Gavriel observó a los veteranos cuchichear y levantar la mirada en su dirección. ¿Acaso estaban apostando a ver si le lanzaba o no? Compuso una mueca maliciosa. Les jugaría una broma, haciéndoles creer que se lanzaría a la fosa.

El cerco de hierro que rodeaba al peñasco tenía cinco hileras circulares, se subió en el penúltimo peldaño. Abrió las manos en forma horizontal, emulando un ave. El viento le agitó el cabello, dispersándolo en ondas negras debido al largo del mismo, mas a medida que transcurrieron los segundos, el céfiro se fue tornando violento. Un vendaval sopló con fuerza hacia él. Gavriel sintió perder el oxígeno y la estabilidad; pegó un clamor de muerte al precipitarse al abismo.

El fondo rocoso se preparó para recibir una nueva víctima.

Un golpe intenso lo sacudió: la cabeza, la espalda crearon un sonido seco al contacto con la roca. El dolor se dispersó por el cuerpo como cientos de cuchillos clavados en la piel.

Alaridos desesperados se elevaron en la espesura del monte. Contempló horrorizado lo que había quedado de él, viéndose convertido en un rompecabezas humano; en cómo las piedras se tintaron con su sangre. Fue consciente, entre los estertores de la muerte, de su inevitable deceso.
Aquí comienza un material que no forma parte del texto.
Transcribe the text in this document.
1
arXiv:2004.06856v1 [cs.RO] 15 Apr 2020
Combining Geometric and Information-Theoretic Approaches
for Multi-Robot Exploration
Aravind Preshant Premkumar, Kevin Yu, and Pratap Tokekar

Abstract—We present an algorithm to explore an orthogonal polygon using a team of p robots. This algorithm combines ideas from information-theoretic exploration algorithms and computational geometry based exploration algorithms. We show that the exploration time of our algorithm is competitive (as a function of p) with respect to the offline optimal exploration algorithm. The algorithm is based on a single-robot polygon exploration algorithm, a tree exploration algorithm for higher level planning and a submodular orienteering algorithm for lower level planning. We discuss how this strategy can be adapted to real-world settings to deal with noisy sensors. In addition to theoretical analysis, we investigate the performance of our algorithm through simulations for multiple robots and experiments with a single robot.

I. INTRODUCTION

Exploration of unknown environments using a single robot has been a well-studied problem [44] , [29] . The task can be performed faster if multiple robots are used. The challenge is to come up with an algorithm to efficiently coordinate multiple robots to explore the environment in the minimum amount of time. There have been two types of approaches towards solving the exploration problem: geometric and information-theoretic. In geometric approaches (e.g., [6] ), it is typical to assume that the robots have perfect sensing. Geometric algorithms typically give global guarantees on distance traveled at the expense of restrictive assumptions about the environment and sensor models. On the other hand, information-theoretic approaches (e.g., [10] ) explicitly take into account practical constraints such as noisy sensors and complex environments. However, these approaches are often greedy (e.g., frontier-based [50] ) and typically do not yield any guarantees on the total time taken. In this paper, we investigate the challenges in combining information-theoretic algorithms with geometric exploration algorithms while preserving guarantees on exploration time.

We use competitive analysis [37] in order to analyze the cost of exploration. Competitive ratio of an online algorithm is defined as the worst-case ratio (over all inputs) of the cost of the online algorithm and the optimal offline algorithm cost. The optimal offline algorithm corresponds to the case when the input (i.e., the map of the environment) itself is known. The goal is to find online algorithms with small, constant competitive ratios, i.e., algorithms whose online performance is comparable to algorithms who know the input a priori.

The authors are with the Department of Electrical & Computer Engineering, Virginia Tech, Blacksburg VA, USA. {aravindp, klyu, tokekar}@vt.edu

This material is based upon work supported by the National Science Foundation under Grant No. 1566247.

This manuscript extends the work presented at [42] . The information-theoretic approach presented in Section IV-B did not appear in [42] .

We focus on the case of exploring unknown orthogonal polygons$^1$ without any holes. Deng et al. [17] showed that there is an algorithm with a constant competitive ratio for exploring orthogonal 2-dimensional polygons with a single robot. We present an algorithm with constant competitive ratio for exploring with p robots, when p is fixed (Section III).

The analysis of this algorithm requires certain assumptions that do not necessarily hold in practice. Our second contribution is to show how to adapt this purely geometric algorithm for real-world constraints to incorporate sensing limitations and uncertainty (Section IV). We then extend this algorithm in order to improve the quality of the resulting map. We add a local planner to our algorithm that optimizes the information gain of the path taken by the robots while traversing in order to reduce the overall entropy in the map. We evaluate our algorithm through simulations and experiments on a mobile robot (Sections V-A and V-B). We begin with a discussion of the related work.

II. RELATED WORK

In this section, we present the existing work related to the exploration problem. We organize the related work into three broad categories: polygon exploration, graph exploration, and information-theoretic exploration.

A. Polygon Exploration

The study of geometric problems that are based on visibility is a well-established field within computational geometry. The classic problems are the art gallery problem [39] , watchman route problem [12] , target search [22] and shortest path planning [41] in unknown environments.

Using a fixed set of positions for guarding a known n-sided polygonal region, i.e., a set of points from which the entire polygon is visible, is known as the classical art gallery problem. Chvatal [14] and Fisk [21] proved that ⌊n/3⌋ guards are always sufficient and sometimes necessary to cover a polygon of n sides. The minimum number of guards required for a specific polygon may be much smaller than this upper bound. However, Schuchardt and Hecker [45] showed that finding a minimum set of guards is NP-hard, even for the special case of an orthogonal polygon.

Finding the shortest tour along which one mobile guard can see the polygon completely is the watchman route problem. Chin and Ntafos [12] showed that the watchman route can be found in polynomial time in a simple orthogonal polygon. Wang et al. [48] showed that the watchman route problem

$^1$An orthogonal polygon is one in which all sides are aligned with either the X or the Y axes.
—¡¡Noooo!! —gritó con el último aliento que le quedaba e imploró en su mente por una salvación que no llegaría. Luego, la penumbra se cernió sobre él.

—Aún no... —oyó un susurro en medio de la oscuridad.

Gavriel sintió cómo la voz desvaneció la agonía. Abrió los ojos, no esperando ver lo que su vista le mostró: frente a él apareció un cielo azul, cerrándose al ocaso; el viento soplaba tranquilo en las copas de los árboles; unas cuantas aves surcaban la montaña.

La imagen lo descolocó. Contempló sus manos, así como el resto de su cuerpo. No había heridas ni sangre. Estaba entero y sobre el balcón.

—A la muerte no le gusta que jueguen con ella—dijo la misma voz que escuchó en la penumbra.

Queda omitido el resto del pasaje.